LOL! But thank God I'm relatively normal now (not that I have any
CLUE what normal is)!!
~Shawna
FaceKhan:
Worrying about being normal is like staring down at your feet to make sure you are walking the same as everyone else.
There is no normal life, there's just life.
oops that anon post above the one before this one is mine.
_________________
No greater love hath a man, then he lay down his life for his brother, not for millions, not for glory, not for fame, for one person, in the dark, where no one will ever know or see.

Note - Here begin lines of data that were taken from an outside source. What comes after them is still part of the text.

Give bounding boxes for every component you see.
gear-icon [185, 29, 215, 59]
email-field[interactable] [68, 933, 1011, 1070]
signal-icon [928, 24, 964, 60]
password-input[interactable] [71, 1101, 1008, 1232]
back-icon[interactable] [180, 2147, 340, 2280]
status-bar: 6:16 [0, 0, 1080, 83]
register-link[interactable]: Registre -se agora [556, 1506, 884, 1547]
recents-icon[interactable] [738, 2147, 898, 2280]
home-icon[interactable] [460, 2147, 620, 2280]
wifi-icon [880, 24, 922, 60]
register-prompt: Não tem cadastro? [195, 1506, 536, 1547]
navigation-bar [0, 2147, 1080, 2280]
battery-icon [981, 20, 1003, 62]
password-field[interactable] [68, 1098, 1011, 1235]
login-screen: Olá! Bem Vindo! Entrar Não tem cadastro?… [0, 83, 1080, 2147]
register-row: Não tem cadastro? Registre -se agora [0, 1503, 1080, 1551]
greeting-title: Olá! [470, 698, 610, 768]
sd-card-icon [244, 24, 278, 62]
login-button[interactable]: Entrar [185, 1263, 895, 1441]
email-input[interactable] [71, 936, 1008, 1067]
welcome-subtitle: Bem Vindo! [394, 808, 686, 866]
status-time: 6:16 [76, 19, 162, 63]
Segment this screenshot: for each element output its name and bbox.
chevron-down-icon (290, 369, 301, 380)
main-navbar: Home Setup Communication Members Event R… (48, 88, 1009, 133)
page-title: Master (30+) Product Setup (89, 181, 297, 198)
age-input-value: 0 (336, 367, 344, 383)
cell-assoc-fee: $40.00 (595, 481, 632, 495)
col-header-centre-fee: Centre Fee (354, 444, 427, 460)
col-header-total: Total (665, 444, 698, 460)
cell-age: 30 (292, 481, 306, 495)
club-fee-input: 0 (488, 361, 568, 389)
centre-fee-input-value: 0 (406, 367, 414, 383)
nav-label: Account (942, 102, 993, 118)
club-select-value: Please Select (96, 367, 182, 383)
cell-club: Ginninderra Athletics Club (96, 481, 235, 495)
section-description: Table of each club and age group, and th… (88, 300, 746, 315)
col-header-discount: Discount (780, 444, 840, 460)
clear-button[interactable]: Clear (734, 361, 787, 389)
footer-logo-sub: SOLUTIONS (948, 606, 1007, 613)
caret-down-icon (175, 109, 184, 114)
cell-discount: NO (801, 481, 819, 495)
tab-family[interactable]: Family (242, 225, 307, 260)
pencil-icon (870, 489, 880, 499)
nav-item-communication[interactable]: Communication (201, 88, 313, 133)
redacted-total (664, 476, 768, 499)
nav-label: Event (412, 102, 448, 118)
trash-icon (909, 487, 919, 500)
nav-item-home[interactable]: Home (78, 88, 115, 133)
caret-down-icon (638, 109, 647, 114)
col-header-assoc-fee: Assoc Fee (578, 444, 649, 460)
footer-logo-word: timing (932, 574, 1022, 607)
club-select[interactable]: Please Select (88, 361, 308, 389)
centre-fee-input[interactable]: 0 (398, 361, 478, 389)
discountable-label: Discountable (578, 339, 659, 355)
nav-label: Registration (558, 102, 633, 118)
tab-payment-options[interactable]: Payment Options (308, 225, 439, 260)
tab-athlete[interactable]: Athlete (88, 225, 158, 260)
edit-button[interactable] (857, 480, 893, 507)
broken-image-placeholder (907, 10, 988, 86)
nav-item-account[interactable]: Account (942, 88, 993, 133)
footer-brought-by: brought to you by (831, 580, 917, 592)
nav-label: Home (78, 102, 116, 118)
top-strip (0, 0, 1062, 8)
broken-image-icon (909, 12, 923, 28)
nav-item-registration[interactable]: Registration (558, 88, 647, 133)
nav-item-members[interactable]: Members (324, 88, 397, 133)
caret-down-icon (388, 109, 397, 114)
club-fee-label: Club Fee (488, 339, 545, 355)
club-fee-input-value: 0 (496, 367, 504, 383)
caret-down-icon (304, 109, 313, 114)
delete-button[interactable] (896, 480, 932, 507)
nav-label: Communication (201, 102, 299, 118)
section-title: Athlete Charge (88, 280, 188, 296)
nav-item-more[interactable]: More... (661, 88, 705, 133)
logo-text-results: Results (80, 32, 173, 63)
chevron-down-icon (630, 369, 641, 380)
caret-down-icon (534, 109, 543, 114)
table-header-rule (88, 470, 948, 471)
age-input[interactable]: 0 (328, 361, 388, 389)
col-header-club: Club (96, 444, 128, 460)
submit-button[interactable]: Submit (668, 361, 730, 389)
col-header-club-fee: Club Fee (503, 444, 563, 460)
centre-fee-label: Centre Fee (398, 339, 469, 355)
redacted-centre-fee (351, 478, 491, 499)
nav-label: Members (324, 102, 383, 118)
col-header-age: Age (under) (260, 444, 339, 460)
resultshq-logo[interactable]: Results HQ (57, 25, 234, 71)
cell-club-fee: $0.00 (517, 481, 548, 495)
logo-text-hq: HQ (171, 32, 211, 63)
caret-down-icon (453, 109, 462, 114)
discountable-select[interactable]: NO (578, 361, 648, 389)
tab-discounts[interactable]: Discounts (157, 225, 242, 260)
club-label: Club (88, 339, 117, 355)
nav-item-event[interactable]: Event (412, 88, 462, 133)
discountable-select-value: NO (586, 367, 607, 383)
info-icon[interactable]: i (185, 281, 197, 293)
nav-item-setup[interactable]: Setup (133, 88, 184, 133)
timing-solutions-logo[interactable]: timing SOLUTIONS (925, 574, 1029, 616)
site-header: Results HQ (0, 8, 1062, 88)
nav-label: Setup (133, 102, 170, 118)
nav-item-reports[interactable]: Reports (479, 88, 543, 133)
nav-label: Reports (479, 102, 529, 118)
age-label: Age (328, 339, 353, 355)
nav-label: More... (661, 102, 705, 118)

[ This Message was edited by: FaceKhan on 2003-08-03 13:10 ]
Anonymous:
yes, well, i want to hear from the kid you put through wasp. Thats who i want to hear from. you can belief what you want, what you need to believe, but i want to hear what's said from the person who was there. and YES, i believe what my son says, i believe him. I believe him more so than the people who ran the place he was at. I believe that he was threatened with sexual assault by a staff member, i believe he did not have enough to eat, i saw the evidence myself in his drastic weight loss, i BELIEVE that he was physically abused, I SAW THE BRUISES.